Before making her way to Ohio, Jackie studied and practice law in a variety of places, advised dozens of Fortune 500 companies in Brazil, nonprofits in France, with detours thru Geneva, New York City, and Texas. In addition to her Brazilian law degree, Jackie earned master’s degrees in Sociology of Religions & Society and Public Law & Political Sciences from the University Paris 1 Pantheon Sorbonne, and an LLM in American Law with emphasis in business law from the University of Texas at Austin. Jackie grew up in Brazil, where her parents taught her entrepreneurship at an early age: at 6, Jackie often baked and sold cakes to help a local nonprofit to buy property, at 15 she made and sold candles to her high-school mates, at 17 she started selling her mom’s ginger candies at her choir to help pay for law school and continued doing so until her parents’ small business took off. She also learned a great deal about life and the human nature while working in restaurants as a woman, a person of color, and an immigrant. Those experiences have deeply shaped her life and work.
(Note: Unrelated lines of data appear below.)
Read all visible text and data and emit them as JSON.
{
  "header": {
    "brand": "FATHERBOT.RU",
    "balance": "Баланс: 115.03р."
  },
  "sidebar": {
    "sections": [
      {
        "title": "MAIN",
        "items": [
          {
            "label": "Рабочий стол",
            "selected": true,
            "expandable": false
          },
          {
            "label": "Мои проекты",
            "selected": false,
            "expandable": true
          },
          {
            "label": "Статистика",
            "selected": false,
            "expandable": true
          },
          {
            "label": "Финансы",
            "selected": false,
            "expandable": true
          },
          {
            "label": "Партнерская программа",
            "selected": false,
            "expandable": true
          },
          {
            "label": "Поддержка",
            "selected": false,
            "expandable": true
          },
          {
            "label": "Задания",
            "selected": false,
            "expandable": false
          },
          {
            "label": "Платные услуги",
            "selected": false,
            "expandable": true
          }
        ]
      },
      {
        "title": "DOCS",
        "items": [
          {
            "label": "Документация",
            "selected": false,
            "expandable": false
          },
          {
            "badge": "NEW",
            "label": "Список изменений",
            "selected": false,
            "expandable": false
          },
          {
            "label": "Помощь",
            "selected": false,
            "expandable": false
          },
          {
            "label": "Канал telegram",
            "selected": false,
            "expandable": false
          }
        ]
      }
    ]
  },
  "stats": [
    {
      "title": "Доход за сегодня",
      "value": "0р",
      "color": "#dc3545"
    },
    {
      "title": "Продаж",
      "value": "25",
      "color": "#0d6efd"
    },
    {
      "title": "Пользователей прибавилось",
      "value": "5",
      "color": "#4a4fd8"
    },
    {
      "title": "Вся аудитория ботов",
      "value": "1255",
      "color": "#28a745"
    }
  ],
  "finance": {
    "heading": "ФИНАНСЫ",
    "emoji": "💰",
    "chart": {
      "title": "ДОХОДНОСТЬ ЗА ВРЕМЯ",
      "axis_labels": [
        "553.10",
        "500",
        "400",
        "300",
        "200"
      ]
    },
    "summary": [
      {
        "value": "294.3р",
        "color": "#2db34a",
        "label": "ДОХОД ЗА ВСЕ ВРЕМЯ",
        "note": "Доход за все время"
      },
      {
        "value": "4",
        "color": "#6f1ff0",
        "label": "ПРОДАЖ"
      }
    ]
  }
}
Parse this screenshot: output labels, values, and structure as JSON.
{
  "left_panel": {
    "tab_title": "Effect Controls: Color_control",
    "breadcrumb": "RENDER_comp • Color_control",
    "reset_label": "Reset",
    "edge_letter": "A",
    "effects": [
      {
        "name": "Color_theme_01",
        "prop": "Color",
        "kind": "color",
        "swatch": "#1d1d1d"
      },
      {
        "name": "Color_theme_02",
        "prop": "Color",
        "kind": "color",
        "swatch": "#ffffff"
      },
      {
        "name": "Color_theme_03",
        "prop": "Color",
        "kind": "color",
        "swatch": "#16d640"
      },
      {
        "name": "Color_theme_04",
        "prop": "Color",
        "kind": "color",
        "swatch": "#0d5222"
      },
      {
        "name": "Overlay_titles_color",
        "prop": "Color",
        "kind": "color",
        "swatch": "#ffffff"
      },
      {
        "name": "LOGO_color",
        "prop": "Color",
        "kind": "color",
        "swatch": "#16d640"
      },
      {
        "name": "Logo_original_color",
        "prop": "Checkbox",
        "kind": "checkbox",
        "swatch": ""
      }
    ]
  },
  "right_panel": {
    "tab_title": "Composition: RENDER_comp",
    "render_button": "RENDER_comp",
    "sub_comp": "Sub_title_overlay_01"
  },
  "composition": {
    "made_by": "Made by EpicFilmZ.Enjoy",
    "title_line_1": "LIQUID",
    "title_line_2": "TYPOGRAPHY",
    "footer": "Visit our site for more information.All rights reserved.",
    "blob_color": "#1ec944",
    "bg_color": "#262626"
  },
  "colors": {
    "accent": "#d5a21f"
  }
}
Permaculture Justice – The art of evolution by cocreating interbeing in perma-microcommunities
Valeria Gheorghiu is an environmental and civil rights attorney integrating restorative justice into the practice of law. She currently practices cooperative, environmental and civil rights law at her office in Kingston, New York, supporting the burgeoning resilient and regenerative local economy in upstate New York. Her more notable cases include representing the Ramapough Nation, Occupy New Paltz and advancing pagan rights in the Matter of Maetreum of Cybele, Magna Mater, Inc. v. McCoy et al. As a multi-lingual contract attorney, Valeria co-founded United Contract Attorneys drawing from her prior work as a global justice organizer, and as a workers’ rights attorney at NGOs such as South Jersey Legal Services. Cooperative law is a natural progression for Valeria, integrating her background in organizing, workers's rights, environmental and business law. She is currently helping form a consumer cooperative, advising a farmers' cooperative and is giving lectures on cooperative law.
Holding permaculture, ecovillage, yoga and restorative justice certificates, Valeria graduated from Vermont Law School with a Master's in Environmental Law and Juris Doctor, and from the Evergreen State College with a B.A. in Liberal Arts, focusing on environmental studies and anthropology. She teaches yoga once a week, grows ginseng and runs monthly sustainable living themed community gatherings out of her home, a former schoolhouse and firehouse, in Kerhonkson, NY.
Supporting community-led affordable housing and social enterprise projects in the mountains of Western North Carolina
Justin Edge directs the Community Economic Development Program at Pisgah Legal Services in Asheville, North Carolina, providing transactional legal services and advocacy for projects designed to support sustainable economic opportunity in low-income communities. The program’s main objective is to create and preserve affordable housing and living wage jobs through providing technical assistance and education to nonprofits, cooperatives, and social enterprises working on community revitalization.
Justin is a graduate of Indiana University’s School of Public and Environmental Affairs (MPA) and Maurer School of Law. His previous experience before coming to Pisgah Legal Services includes local government and nonprofit sector law and policy, including economic development, housing, and development finance matters, having worked in Chicago, southern Indiana, and most recently Hickory, North Carolina. For seven years before coming to work in community development, he was a riverboat captain on the Mississippi River and a construction worker in post-Katrina New Orleans.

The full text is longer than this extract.